Since the election of President Obama, domestic crude production has steadily risen for the first time since 1985 reversing nearly a quarter century of decline.
Simone Sebastion reports:
"The United States' rapidly declining crude oil supply has made a stunning about-face, shredding federal projections and putting energy independence in sight of some analyst forecasts.
After declining to levels not seen since the 1940s, U.S. crude production began rising again in 2009. Drilling rigs have rushed into the nation's oil fields, suggesting that a surge in domestic crude is on the horizon.
The number of rigs in U.S. oil fields has more than quadrupled in the past three years to 1,272, according to the Baker Hughes rig count. Including those in natural gas fields, the U.S. now has more rigs at work than the entire rest of the world." EMPHASIS OURS
At the same time, domestic demand is down dramatically.
As we said yesterday, the answer lies in the fact that there is no "free market" for fossil fuels. Supply and demand simply don't matter much in the equation.
First of all, unrestrained futures speculation is a major factor.
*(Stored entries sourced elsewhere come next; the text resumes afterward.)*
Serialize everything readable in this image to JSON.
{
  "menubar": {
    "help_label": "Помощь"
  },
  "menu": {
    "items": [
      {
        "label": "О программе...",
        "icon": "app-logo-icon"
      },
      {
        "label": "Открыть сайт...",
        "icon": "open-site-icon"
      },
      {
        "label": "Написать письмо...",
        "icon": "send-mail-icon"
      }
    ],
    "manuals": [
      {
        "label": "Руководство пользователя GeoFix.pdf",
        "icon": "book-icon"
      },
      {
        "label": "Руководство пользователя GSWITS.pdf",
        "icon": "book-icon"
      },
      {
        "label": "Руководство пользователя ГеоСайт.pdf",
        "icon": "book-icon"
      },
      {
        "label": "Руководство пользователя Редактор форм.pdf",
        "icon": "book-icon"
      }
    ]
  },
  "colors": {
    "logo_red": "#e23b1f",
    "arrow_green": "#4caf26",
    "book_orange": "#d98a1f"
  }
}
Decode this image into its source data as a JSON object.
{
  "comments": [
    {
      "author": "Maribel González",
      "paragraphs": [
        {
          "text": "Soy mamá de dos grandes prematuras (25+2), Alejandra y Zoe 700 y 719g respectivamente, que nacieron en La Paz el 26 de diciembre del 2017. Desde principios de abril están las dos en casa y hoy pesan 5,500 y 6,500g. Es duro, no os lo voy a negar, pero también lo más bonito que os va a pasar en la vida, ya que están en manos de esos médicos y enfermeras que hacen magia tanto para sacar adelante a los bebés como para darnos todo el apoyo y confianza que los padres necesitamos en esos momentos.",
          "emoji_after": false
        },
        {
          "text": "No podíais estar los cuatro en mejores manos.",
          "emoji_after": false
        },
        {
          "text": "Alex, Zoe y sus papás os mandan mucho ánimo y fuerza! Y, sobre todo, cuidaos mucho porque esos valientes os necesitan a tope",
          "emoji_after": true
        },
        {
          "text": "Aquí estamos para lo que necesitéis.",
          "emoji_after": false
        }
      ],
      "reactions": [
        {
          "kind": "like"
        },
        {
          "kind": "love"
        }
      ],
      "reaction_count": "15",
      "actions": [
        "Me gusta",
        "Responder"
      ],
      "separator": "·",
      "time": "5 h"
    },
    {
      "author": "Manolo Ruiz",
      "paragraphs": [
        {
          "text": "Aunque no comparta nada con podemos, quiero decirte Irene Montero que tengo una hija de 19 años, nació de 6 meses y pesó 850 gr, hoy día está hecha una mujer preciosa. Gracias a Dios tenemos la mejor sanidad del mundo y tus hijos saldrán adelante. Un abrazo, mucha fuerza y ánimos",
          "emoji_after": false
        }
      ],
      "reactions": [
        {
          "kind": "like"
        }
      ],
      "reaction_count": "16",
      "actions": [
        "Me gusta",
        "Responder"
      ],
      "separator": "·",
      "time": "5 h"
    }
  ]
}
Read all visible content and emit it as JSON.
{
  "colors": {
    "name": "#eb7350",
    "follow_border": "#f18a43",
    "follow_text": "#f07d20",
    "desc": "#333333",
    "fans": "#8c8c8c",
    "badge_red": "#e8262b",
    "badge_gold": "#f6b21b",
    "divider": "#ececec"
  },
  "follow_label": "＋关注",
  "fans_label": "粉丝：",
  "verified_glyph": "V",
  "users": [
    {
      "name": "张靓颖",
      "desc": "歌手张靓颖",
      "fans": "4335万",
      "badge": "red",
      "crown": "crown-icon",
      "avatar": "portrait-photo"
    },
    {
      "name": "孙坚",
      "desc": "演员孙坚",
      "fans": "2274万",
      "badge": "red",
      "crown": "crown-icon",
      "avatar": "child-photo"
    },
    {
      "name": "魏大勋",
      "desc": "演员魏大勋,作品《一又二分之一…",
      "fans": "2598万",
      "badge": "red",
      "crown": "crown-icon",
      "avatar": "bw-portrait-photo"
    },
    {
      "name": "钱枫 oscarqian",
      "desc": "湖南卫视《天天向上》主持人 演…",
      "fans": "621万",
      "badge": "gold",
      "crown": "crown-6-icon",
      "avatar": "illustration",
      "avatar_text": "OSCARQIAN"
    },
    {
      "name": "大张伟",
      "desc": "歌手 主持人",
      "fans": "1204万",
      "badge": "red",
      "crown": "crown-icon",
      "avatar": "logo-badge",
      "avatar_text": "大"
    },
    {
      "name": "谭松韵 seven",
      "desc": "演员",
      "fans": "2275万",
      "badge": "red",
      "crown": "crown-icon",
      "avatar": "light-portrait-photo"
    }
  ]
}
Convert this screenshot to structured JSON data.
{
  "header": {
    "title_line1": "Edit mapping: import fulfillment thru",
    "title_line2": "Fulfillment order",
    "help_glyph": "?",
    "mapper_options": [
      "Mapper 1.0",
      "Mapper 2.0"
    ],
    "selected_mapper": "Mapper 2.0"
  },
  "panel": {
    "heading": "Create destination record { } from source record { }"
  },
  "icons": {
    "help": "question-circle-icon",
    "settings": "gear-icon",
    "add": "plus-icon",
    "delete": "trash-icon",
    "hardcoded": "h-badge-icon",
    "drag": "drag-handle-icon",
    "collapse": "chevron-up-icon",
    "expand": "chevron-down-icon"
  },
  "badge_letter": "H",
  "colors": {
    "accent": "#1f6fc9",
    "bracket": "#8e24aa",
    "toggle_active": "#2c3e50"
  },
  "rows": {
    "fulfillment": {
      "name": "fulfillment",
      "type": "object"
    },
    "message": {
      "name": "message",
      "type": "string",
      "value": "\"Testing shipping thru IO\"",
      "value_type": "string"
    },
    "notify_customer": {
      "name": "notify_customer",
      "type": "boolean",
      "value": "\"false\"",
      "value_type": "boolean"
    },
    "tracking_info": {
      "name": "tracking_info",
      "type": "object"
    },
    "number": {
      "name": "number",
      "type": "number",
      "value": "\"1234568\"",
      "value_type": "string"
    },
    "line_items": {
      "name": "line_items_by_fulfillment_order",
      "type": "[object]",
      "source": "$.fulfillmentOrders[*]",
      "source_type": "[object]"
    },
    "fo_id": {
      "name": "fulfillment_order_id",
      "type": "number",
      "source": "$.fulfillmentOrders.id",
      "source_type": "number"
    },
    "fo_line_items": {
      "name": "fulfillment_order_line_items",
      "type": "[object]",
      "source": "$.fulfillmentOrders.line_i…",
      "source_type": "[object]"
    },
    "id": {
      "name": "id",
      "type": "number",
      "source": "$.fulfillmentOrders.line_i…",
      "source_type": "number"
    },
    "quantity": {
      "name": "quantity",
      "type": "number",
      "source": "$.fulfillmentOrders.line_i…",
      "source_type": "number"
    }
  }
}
Second of all, the reality that we are obligated to maintain our international price agreements effectively explodes the myth of ever achieving "energy independence" with petroleum.
Kevin G Hall writes:
"U.S. demand for oil and refined products – including gasoline – is down sharply from last year, so much that United States has actually become a net exporter of gasoline, unable to consume all that it makes." EMPHASIS OURS
If this makes little sense to you it's because you, like most Americans, have been sold a bill of goods with quaint oversimplifications about "markets" as they were once understood.
Grant Smith and Aaron Clark report on the complexity of the forces involved:
"The highest U.S. oil production in nine years is failing to dissuade Goldman Sachs Group Inc. (GS) from predicting that the price of the country’s most-traded crude will keep climbing.
The New York-based bank says West Texas Intermediate will gain 7 percent by August to trade within $5 a barrel of North Sea Brent, even as rising output swells the nation’s inventories. Citigroup Inc. (C) takes the opposite view, forecasting that WTI’s discount to Brent may widen to $20 a barrel this year, from about $15.79 yesterday.
“There’s a danger in trading the Brent-WTI spread right now with any strong fundamental conviction,” Olivier Jakob, managing director at Petromatrix GmbH, a Zug, Switzerland-based oil researcher, said in a phone interview yesterday.
The outlook for WTI is being clouded by a deluge of oil to Cushing, Oklahoma, the delivery point for WTI futures, amid a production boom that has cut America’s dependence on imports to a more than-10-year low. The logjam is likely to be relieved in June, when flows through the Seaway pipeline are reversed, giving producers in Canada and North Dakota direct access to refineries on the Gulf coast, according to Goldman Sachs, which correctly forecast Brent would decline in April last year and recover the following month."
While the GOP is sharpening its knives and rooting for prices to continue to skyrocket as an electoral weapon, their framing of the current situation is simply not rooted in reality. They blame Obama for the potential crisis facing consumers but simultaneously deny that supply and demand have been supplanted, not just by predatory domestic traders, but also by an artificial international trade structure from which we cannot hope to ever disentangle ourselves.
With this in mind, so-called "green" arguments for alternative energy development are nearly irrelevant. We must engage in massive investment in solar and wind for the simple fact that it's the smart move for our bottom line.
Of course, not poisoning ourselves would be a splendid side benefit.